The second most aggravating thing about this drama was some of the side characters. I know that they were all important aids in Iljimae’s growth as a person but characters like Wang Hweng-bo, Bae Sun-dal, and Cha-dol, really annoyed me. Some of these characters were written in to provide some comic relief but I just couldn’t help but roll my eyes whenever some of them were given some screen time. On occasion, I could handle their overacting and stupid scheming plots but on other days, not so well. In fact, whenever I think of Wang Hweng-bo, my fists automatically tighten and I clench my teeth. Blegh.

Okay, now onto the good stuff. I can’t really put my finger on why I do love this drama besides that it slowly penetrated itself under my skin. For a couple of days after I finished the drama, I kept mulling over the scenes and the thematic messages. It’s just THAT amazing and definitely brings much to the discussion table. Furthermore, I think that I love this drama because it is realistic but not overbearing. There’s romance but not over-the-top-gag-me kind. It includes much suspense and action but it’s enjoyable to watch. Unlike Chuno, the scenes don’t repeat themselves nor do they get dull. The lush background and well-written plot makes The Return of Iljimae much more appealing for me.

Let me remind you that I personally don’t think this drama is for everyone but it certainly is worth a try. Some of you may find the scenes tedious and repetitious but others like me, may find it to be a perfect fit. Since every person has their own opinions and interests, I cannot guarantee that it will be explicitly satisfying to you. I believe that this drama is for those who truly appreciate art and are able to patiently grasp the thematic messages within this masterpiece. It may even be for those who are weary of watching the same clichés.

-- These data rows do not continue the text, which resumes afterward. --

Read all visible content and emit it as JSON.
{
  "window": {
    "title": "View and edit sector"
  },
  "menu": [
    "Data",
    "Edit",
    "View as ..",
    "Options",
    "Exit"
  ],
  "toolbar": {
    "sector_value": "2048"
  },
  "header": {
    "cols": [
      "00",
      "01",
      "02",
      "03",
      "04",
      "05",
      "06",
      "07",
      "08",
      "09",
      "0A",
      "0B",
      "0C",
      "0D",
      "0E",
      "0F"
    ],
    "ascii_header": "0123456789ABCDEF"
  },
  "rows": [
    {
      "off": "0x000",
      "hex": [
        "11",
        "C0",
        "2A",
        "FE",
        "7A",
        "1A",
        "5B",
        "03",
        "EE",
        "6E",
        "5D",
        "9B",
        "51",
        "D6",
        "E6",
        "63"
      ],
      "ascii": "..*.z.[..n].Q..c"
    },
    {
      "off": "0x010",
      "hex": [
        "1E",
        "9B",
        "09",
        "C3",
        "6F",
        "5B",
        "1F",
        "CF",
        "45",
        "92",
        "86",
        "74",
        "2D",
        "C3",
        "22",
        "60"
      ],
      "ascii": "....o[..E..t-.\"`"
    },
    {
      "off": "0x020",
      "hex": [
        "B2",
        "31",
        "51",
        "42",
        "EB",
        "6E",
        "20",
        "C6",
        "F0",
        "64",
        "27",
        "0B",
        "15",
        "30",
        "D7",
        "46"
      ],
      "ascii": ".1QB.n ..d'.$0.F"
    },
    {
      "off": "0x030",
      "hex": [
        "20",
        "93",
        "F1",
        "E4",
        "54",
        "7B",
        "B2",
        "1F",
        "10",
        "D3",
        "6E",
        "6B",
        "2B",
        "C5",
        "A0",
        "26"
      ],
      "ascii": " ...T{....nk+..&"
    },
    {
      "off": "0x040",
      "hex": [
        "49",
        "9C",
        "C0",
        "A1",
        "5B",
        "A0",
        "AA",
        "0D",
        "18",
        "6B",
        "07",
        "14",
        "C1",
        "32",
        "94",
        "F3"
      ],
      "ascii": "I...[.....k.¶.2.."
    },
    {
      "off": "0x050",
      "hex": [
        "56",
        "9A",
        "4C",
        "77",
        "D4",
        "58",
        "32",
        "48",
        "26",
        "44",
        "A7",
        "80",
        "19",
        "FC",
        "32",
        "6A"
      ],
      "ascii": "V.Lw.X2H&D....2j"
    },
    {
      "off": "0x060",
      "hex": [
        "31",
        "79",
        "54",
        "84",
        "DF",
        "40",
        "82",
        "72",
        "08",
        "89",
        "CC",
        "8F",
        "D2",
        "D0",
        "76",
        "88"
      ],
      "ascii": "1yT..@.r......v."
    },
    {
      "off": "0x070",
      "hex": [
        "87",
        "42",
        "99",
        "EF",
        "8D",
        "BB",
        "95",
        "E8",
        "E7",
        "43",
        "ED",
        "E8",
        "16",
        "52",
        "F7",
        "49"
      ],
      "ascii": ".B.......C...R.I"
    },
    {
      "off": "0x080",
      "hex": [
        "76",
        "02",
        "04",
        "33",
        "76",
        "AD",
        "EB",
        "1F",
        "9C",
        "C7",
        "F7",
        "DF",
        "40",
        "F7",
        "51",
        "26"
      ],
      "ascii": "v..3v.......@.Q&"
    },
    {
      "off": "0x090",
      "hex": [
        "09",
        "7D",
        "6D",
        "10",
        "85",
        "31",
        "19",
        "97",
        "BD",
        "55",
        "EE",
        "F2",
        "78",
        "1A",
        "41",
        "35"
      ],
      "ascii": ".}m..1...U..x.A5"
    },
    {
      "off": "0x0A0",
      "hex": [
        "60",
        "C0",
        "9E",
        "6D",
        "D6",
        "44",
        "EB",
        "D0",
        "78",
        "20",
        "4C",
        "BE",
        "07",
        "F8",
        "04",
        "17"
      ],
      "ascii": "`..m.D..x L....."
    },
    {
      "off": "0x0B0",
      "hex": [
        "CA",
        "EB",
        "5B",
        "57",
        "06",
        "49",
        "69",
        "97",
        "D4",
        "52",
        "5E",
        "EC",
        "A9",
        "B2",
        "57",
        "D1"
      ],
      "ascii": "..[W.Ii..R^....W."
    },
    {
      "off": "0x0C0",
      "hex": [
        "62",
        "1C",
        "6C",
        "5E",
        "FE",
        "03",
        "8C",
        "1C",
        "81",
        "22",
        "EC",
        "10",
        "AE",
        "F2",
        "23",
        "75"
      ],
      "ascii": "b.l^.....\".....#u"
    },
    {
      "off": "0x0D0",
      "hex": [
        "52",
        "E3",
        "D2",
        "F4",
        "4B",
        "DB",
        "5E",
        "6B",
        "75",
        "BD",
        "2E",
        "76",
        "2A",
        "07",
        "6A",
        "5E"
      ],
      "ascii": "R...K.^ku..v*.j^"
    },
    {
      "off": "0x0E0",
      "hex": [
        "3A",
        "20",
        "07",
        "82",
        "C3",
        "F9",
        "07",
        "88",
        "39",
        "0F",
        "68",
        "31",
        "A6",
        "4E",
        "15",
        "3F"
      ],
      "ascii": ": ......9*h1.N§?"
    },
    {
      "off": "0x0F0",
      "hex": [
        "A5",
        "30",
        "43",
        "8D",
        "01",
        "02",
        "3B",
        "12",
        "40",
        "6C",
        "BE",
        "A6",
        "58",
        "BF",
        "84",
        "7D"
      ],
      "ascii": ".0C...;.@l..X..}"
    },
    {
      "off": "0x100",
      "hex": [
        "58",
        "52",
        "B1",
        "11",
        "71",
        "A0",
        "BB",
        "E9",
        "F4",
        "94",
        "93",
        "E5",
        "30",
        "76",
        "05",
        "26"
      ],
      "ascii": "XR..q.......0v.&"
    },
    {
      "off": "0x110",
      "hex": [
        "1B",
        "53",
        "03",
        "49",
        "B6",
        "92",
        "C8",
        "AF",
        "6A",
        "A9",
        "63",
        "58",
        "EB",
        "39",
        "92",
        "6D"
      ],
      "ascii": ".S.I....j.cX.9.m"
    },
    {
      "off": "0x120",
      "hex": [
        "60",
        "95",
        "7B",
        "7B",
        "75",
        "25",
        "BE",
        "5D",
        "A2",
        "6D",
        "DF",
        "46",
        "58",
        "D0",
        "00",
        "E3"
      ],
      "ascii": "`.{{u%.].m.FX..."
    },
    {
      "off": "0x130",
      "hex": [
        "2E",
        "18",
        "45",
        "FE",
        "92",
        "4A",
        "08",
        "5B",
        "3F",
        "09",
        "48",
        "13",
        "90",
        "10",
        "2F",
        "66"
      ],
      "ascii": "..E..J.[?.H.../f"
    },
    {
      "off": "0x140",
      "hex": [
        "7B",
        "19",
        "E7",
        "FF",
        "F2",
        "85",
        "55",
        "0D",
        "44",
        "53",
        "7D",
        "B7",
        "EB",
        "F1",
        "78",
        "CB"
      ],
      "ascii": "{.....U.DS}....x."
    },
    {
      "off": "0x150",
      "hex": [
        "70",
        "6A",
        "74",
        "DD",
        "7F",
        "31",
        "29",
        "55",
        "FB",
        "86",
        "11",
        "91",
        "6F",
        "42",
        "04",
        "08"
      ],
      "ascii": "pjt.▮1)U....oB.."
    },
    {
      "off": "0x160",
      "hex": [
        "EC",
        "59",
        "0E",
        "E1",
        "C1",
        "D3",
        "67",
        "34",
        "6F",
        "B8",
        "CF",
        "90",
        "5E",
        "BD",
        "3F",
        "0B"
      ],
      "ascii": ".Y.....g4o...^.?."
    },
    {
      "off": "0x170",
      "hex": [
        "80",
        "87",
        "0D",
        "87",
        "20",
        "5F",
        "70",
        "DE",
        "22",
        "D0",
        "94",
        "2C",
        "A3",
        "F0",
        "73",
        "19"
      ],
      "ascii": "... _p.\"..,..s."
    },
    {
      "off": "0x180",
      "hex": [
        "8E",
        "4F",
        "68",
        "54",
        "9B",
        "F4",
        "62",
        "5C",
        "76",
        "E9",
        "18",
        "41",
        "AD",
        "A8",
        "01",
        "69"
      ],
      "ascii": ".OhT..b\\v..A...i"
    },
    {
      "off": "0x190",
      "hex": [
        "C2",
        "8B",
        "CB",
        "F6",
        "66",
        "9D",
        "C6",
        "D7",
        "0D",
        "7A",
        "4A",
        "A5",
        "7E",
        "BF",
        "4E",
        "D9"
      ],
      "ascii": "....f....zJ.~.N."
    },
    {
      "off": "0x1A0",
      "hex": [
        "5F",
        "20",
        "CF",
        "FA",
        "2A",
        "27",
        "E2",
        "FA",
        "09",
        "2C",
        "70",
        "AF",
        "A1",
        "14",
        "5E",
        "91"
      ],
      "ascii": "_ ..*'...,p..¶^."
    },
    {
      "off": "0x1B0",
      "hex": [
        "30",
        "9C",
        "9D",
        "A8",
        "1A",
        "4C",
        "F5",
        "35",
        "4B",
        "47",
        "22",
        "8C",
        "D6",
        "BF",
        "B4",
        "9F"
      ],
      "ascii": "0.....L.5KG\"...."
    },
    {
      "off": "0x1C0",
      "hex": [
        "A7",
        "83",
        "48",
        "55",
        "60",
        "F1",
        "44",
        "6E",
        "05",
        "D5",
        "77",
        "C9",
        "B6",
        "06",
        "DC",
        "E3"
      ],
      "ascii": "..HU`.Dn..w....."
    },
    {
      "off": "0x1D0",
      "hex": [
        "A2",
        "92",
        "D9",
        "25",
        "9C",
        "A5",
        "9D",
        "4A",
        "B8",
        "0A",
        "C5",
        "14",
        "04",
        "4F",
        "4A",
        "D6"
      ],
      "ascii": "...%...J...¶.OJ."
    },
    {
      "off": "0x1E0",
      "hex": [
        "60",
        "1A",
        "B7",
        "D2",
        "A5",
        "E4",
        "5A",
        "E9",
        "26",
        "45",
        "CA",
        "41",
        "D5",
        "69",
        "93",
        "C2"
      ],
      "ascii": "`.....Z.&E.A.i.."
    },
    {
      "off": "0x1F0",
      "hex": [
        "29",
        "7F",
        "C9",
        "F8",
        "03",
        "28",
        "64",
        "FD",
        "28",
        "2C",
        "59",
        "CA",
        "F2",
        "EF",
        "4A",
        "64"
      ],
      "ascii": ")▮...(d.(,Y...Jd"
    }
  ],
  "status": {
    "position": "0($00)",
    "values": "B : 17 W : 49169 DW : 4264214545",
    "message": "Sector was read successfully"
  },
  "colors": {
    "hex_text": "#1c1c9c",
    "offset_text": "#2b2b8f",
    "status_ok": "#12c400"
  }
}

Maybe you’re the type of person who jumps right in to watch romantic comedies or thrillers but you want to search for a new adventure. Guess what? Here’s one within your reach and you might be able to enjoy this thoroughly! The entire ride is mesmerizing and you will definitely be intellectually challenged! Oh, and watching this will increase your exposure to fighting styles and awesomeness. Heehee!